The implication, if you take it seriously, is enormous. It means a designer in Lisbon can launch a smart kettle. It means a healthcare startup in Toronto can manufacture a clinically validated wearable without renting a clean room. It means more weird, niche, beautifully unprofitable products get built. PCH was an early, imperfect, and stubborn attempt at this idea. Whatever happens to the corporate entity, the idea has clearly stuck.
Why It Matters Tomorrow
Geography is shifting. Supply chains are reshoring, near-shoring, multi-shoring, and a half-dozen other -shorings invented by McKinsey associates. The era of "everything ships from Shenzhen" is loosening, and the next decade of hardware will be made in a more distributed, more political, more expensive world. Whoever sits in the middle of that mess - translating between brand and factory, between designer and freight forwarder - inherits a useful job.

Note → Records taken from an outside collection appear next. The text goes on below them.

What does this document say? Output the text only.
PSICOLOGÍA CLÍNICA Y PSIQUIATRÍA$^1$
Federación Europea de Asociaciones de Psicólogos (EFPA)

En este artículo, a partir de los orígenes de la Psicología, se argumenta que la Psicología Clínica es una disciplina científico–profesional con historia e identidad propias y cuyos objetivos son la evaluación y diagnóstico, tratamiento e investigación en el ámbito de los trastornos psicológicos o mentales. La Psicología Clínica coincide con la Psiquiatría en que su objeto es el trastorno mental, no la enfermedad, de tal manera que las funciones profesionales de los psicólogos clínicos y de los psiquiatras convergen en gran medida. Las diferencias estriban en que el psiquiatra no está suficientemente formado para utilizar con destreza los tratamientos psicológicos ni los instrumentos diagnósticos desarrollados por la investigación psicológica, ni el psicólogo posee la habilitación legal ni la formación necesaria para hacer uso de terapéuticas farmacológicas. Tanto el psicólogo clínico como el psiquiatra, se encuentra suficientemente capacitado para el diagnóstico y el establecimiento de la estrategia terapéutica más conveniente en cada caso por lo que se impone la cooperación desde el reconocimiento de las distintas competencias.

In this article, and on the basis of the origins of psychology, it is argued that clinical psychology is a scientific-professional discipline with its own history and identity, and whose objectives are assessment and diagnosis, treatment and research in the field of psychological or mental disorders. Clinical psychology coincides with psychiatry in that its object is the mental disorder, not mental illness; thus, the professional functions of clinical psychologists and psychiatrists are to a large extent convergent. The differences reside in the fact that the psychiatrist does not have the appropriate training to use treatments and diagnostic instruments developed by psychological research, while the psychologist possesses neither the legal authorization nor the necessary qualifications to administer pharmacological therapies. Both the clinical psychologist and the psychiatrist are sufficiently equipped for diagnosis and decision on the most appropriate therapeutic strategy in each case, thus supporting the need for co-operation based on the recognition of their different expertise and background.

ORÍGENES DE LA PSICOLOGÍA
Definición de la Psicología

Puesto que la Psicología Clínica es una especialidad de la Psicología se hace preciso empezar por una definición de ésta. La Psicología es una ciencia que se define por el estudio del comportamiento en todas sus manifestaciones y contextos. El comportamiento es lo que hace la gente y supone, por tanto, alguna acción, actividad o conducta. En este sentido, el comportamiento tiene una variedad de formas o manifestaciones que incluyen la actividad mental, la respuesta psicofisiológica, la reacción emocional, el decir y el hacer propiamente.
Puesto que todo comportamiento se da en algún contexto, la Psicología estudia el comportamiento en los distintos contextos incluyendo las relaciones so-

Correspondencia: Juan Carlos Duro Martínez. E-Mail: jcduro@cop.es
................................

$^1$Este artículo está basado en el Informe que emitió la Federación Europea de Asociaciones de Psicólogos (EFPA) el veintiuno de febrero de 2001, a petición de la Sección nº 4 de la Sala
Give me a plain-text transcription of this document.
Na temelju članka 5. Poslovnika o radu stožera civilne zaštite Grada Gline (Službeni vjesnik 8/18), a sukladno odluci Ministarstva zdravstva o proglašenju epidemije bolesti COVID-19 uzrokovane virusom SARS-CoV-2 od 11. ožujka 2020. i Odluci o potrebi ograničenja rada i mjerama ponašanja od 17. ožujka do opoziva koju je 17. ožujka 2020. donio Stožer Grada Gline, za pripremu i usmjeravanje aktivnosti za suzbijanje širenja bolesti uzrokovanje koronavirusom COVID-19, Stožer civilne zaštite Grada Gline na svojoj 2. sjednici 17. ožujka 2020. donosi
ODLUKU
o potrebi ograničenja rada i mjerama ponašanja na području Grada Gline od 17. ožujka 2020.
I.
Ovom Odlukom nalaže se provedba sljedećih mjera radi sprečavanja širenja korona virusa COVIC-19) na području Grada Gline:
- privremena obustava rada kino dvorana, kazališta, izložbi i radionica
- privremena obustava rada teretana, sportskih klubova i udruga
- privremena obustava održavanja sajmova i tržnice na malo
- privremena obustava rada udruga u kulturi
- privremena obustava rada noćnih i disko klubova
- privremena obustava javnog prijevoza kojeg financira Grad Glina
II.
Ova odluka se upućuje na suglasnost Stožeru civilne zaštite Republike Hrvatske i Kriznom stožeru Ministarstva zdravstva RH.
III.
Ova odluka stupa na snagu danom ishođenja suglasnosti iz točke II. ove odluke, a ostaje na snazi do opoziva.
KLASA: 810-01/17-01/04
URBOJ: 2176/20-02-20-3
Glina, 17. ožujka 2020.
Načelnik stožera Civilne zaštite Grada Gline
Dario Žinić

PCH's model was built for a world where one geography did the making and another did the buying. If a successor is to emerge - inside PCH, out of Highway1's alumni, or somewhere else entirely - it will have to orchestrate a more complicated map. The good news is that someone, somewhere, has now spent thirty years writing the playbook. The bad news is that nobody who reads it lightly is going to thrive.
Back To The Office
Return to that Mission District office, the one full of taped boards and lid prototypes. The world outside has changed - tariffs, geopolitics, a wind-up petition working through the High Court in Dublin. Inside, somebody is still holding a thing. Looking at it. Thinking about how to make a hundred thousand more of it, and a better one. That is, in the end, the entire point of PCH International. The world has plenty of decks. It needs more people who can hold the thing.